La Jornada lunes 3 de enero de 19100

Elba Esther Gordillo
El privilegio

La llegada del año 2000, y ser testigos de este momento, es sin lugar a dudas un privilegio que tenemos que valorar cabalmente.

Cuando revisamos la forma en que comenzamos el siglo y la confrontamos con lo que ahora vivimos, el asombro nos embarga y, junto con los naturales temores acerca de lo que vendrá, el reflexionar acerca de las inmensas realizaciones del hombre dan paso a la esperanza.

En 1900, el promedio de vida era de alrededor de los 50 años y la población mundial apenas rebasaba los mil millones; la gente vivía en comunidades rurales y sólo algunas grandes ciudades apuntaban a lo que sería más tarde la constante; las relaciones humanas estaban determinadas por los límites geográficos y la movilidad de la población era la excepción; el desarrollo tecnológico era incipiente y la prevalencia del hombre sobre la naturaleza apenas se insinuaba.

Como parte de los festejos que enmarcaron la llegada del 2000, pudimos constatar que el perfil de lo humano es ya otro y que la vinculación entre los hombres carece de límite. Frente a nuestros ojos, a lo largo de 24 horas y con un despliegue tecnológico sin precedente, entendimos lo que significa el concepto de aldea global y los enormes retos que de ello se derivan.

Sin embargo, no deja de llamar la atención que así como los hombres somos cada vez más universales, en esa misma proporción nos aferramos a lo que nos es propio, a lo que nos diferencia de los demás; a eso que es parte de nuestra piel social y que hemos convertido en razón y esencia.

Mientras más nos integramos al todo, más reafirmamos lo que nos define como sólo una parte.
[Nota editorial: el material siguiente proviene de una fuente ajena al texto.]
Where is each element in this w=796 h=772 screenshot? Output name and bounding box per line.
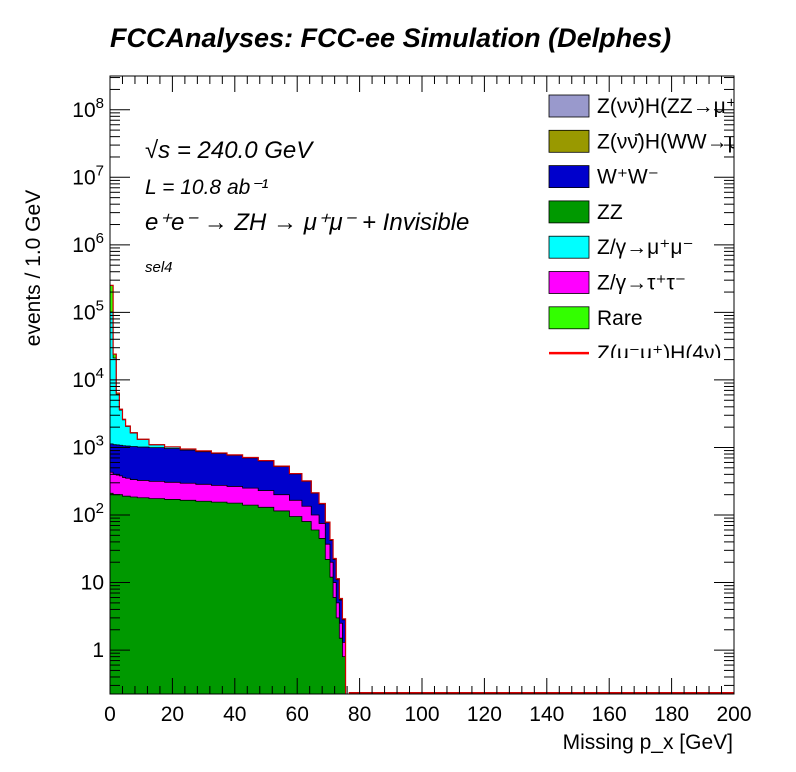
axis-ticks: 0 20 40 60 80 100 120 140 160 180 200 1 10 102 103 104 1… bbox=[72, 76, 752, 726]
x-tick-label: 180 bbox=[654, 703, 689, 726]
legend-swatch bbox=[548, 94, 590, 118]
y-tick-label: 108 bbox=[72, 95, 104, 122]
y-tick-label: 103 bbox=[72, 432, 104, 459]
legend-label: Z/γ→μ⁺μ⁻ bbox=[597, 236, 694, 259]
legend-swatch bbox=[548, 165, 590, 189]
y-tick-label: 104 bbox=[72, 365, 104, 392]
x-tick-label: 140 bbox=[529, 703, 564, 726]
y-tick-label: 105 bbox=[72, 297, 104, 324]
legend-label: Z(νν̄)H(WW→μ⁺νμ⁻ν) bbox=[597, 130, 796, 153]
chart-title: FCCAnalyses: FCC-ee Simulation (Delphes) bbox=[110, 23, 671, 53]
signal-line-layer bbox=[110, 284, 734, 694]
legend-entries: Z(νν̄)H(ZZ→μ⁺μ⁻ν⁺ν⁻) Z(νν̄)H(WW→μ⁺νμ⁻ν) W⁺… bbox=[548, 94, 796, 365]
x-tick-label: 160 bbox=[592, 703, 627, 726]
legend-label: Z/γ→τ⁺τ⁻ bbox=[597, 272, 686, 295]
x-tick-label: 0 bbox=[104, 703, 116, 726]
y-tick-label: 106 bbox=[72, 230, 104, 257]
x-tick-label: 80 bbox=[348, 703, 371, 726]
sqrt-s-annotation: √s = 240.0 GeV bbox=[145, 137, 314, 164]
legend-swatch bbox=[548, 129, 590, 153]
legend-swatch bbox=[548, 306, 590, 330]
x-tick-label: 40 bbox=[223, 703, 246, 726]
legend-label: Z(νν̄)H(ZZ→μ⁺μ⁻ν⁺ν⁻) bbox=[597, 95, 796, 118]
legend: Z(νν̄)H(ZZ→μ⁺μ⁻ν⁺ν⁻) Z(νν̄)H(WW→μ⁺νμ⁻ν) W⁺… bbox=[548, 94, 796, 365]
stack-zz bbox=[110, 492, 346, 694]
x-tick-label: 20 bbox=[161, 703, 184, 726]
process-annotation: e⁺e⁻ → ZH → μ⁺μ⁻ + Invisible bbox=[145, 209, 469, 236]
x-tick-label: 60 bbox=[286, 703, 309, 726]
legend-swatch bbox=[548, 200, 590, 224]
selection-annotation: sel4 bbox=[145, 259, 173, 276]
y-axis-label: events / 1.0 GeV bbox=[22, 190, 45, 346]
x-tick-label: 120 bbox=[467, 703, 502, 726]
y-tick-label: 102 bbox=[72, 500, 104, 527]
signal-line bbox=[110, 284, 347, 694]
luminosity-annotation: L = 10.8 ab⁻¹ bbox=[145, 176, 268, 199]
y-tick-label: 107 bbox=[72, 162, 104, 189]
stacked-histogram bbox=[110, 284, 346, 694]
x-axis-label: Missing p_x [GeV] bbox=[563, 731, 733, 754]
legend-label: Z(μ⁻μ⁺)H(4ν) bbox=[597, 342, 722, 365]
y-tick-label: 10 bbox=[81, 572, 104, 595]
legend-label: W⁺W⁻ bbox=[597, 166, 659, 189]
x-tick-label: 200 bbox=[716, 703, 751, 726]
legend-label: ZZ bbox=[597, 201, 623, 224]
x-tick-label: 100 bbox=[404, 703, 439, 726]
y-tick-label: 1 bbox=[92, 639, 104, 662]
legend-swatch bbox=[548, 271, 590, 294]
legend-label: Rare bbox=[597, 307, 643, 330]
legend-swatch bbox=[548, 235, 590, 259]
Cierto, nadie estuvo al margen de ese todo, desde la milenaria cultura china hasta la vitalidad de la del Reino Unido; desde la vigorosa cultura mexicana hasta la portentosa cultura celta; fue la diferencia la que logró la idea de unidad; fue la suma de las partes la que hizo el todo.

Ya nadie podrá estar al margen de ese mundo globalizado e interdependiente que será el sello distintivo del nuevo siglo; cada etnia, cada cultura, cada civilización, está decidida a preservarse y trascender.
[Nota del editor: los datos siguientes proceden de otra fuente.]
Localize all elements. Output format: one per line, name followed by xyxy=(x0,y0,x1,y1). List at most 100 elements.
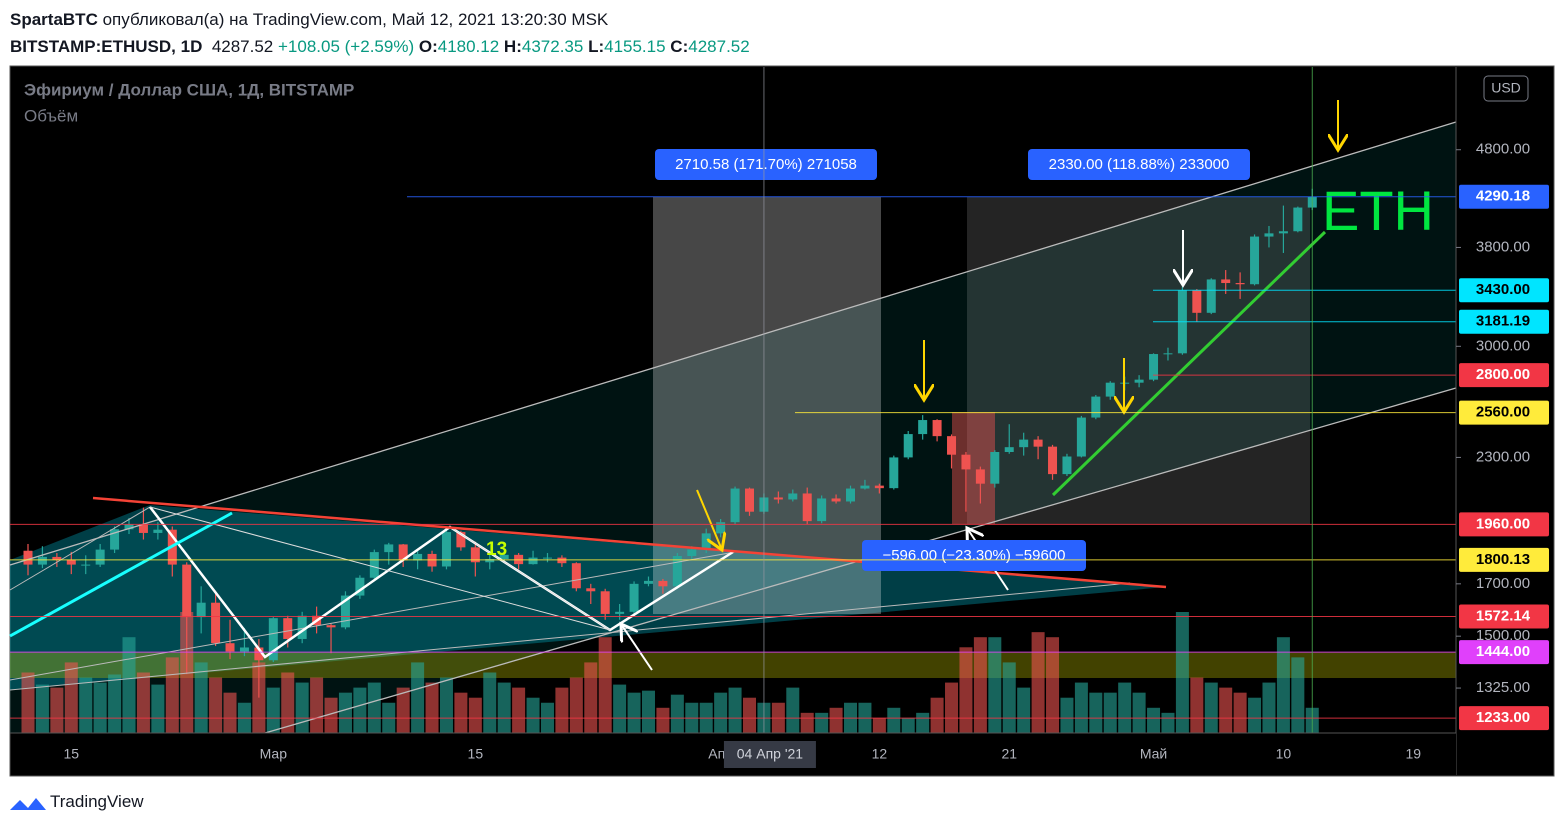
candle-body xyxy=(1163,353,1173,355)
price-level-badge xyxy=(1459,706,1549,731)
y-tick-label: 2300.00 xyxy=(1476,448,1530,465)
volume-bar xyxy=(1190,677,1204,733)
volume-bar xyxy=(411,662,425,733)
price-level-badge xyxy=(1459,640,1549,665)
volume-bar xyxy=(887,707,901,733)
price-level-label: 1233.00 xyxy=(1476,709,1530,726)
candle-body xyxy=(528,557,538,565)
l-value: 4155.15 xyxy=(604,37,666,56)
x-tick-label: Мар xyxy=(260,746,288,762)
volume-bar xyxy=(1291,657,1305,733)
volume-bar xyxy=(598,637,612,733)
volume-bar xyxy=(194,662,208,733)
volume-bar xyxy=(425,682,439,733)
volume-bar xyxy=(64,662,78,733)
candle-body xyxy=(441,532,451,567)
volume-bar xyxy=(815,712,829,733)
volume-bar xyxy=(743,697,756,733)
candle-body xyxy=(225,643,235,652)
volume-bar xyxy=(1204,682,1218,733)
currency-badge xyxy=(1483,75,1529,102)
candle-body xyxy=(268,618,278,661)
volume-bar xyxy=(916,712,930,733)
candle-body xyxy=(701,533,711,550)
volume-bar xyxy=(396,687,410,733)
volume-bar xyxy=(1248,697,1262,733)
wedge-line xyxy=(9,506,151,591)
volume-bar xyxy=(1031,632,1045,733)
candle-body xyxy=(889,457,899,489)
header: SpartaBTC опубликовал(а) на TradingView.… xyxy=(10,6,750,60)
volume-bar xyxy=(1074,682,1088,733)
candle-body xyxy=(297,615,307,639)
wedge-fill xyxy=(10,505,1166,690)
measure-label-bg xyxy=(862,540,1086,571)
volume-bar xyxy=(165,657,179,733)
resistance-line xyxy=(92,496,1167,589)
volume-bar xyxy=(122,637,136,733)
candle-body xyxy=(398,544,408,561)
y-tick-label: 3800.00 xyxy=(1476,238,1530,255)
candle-body xyxy=(961,454,971,470)
candle-body xyxy=(340,595,350,628)
candle-body xyxy=(37,556,47,565)
price-level-badge xyxy=(1459,309,1549,334)
candle-body xyxy=(1019,439,1029,448)
volume-bar xyxy=(367,682,381,733)
h-value: 4372.35 xyxy=(521,37,584,56)
volume-bar xyxy=(800,712,814,733)
volume-title: Объём xyxy=(24,106,78,125)
volume-bar xyxy=(439,677,453,733)
volume-bar xyxy=(209,677,223,733)
candle-body xyxy=(470,547,480,563)
volume-bar xyxy=(252,662,266,733)
volume-bar xyxy=(281,672,295,733)
volume-bar xyxy=(1219,687,1233,733)
candle-body xyxy=(81,564,91,566)
measure-box xyxy=(952,412,995,524)
candle-body xyxy=(1091,396,1101,418)
y-tick-label: 1500.00 xyxy=(1476,627,1530,644)
candle-body xyxy=(1048,446,1058,475)
volume-bar xyxy=(641,690,655,733)
candle-body xyxy=(817,498,827,522)
candle-body xyxy=(918,420,928,435)
price-level-label: 4290.18 xyxy=(1476,188,1530,205)
volume-bar xyxy=(1132,692,1146,733)
drawings: Эфириум / Доллар США, 1Д, BITSTAMP Объём… xyxy=(9,67,1457,734)
measure-label-bg xyxy=(655,149,877,180)
volume-bar xyxy=(266,687,280,733)
candle-body xyxy=(499,554,509,560)
volume-bar xyxy=(728,687,742,733)
volume-bar xyxy=(454,692,468,733)
channel-fill xyxy=(10,122,1456,733)
price-level-label: 1960.00 xyxy=(1476,515,1530,532)
candle-body xyxy=(1134,379,1144,383)
candle-body xyxy=(52,556,62,560)
candle-body xyxy=(571,563,581,589)
volume-bar xyxy=(1161,712,1175,733)
y-tick-label: 4800.00 xyxy=(1476,141,1530,158)
candle-body xyxy=(413,553,423,561)
quote-line: BITSTAMP:ETHUSD, 1D 4287.52 +108.05 (+2.… xyxy=(10,33,750,60)
last-price: 4287.52 xyxy=(211,37,274,56)
candle-body xyxy=(1250,236,1260,285)
candle-body xyxy=(124,524,134,530)
candle-body xyxy=(846,488,856,502)
background-drawings xyxy=(10,122,1456,733)
candle-body xyxy=(66,559,76,565)
volume-bar xyxy=(526,697,540,733)
volume-bar xyxy=(973,637,987,733)
price-level-badge xyxy=(1459,363,1549,388)
candle-body xyxy=(153,529,163,533)
measure-box xyxy=(653,197,881,614)
candle-body xyxy=(1033,439,1043,447)
candle-body xyxy=(1278,231,1288,234)
y-tick-label: 3000.00 xyxy=(1476,337,1530,354)
volume-bar xyxy=(901,717,915,733)
author: SpartaBTC xyxy=(10,10,98,29)
candle-body xyxy=(384,544,394,553)
brand: TradingView xyxy=(50,792,144,811)
volume-bar xyxy=(151,684,165,733)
También vimos a una población mundial eufórica, alegre, esperanzada. En cada rincón del planeta, al cual pudimos entrar a través de los medios de comunicación, como seguramente sucedió en el seno de cada una de nuestras familias, percibimos un ser humano anhelante en espera de la llegada del tiempo nuevo, consciente de que los retos serán gigantescos, pero confiado en que podrá hacerles frente. Y esa confianza está sustentada en la espiritualidad. La mejor vía para desentrañar la incógnita del futuro es justamente remitirse al espacio en que la esencia humana mejor se expresa y que es el de la espiritualidad.

En la trilogía valorativa está la clave para ir al encuentro del mañana: la decisión de preservar nuestras diferencias, la confianza con la que percibimos el futuro y la decisión de dar plena vigencia a la espiritualidad. Así encontraremos la fortaleza que nos permitirá hacernos cargo de la construcción del porvenir. De ese porvenir que se mira complejo y exigente, pero al cual llegamos en el mejor de los momentos como individuos y colectividad.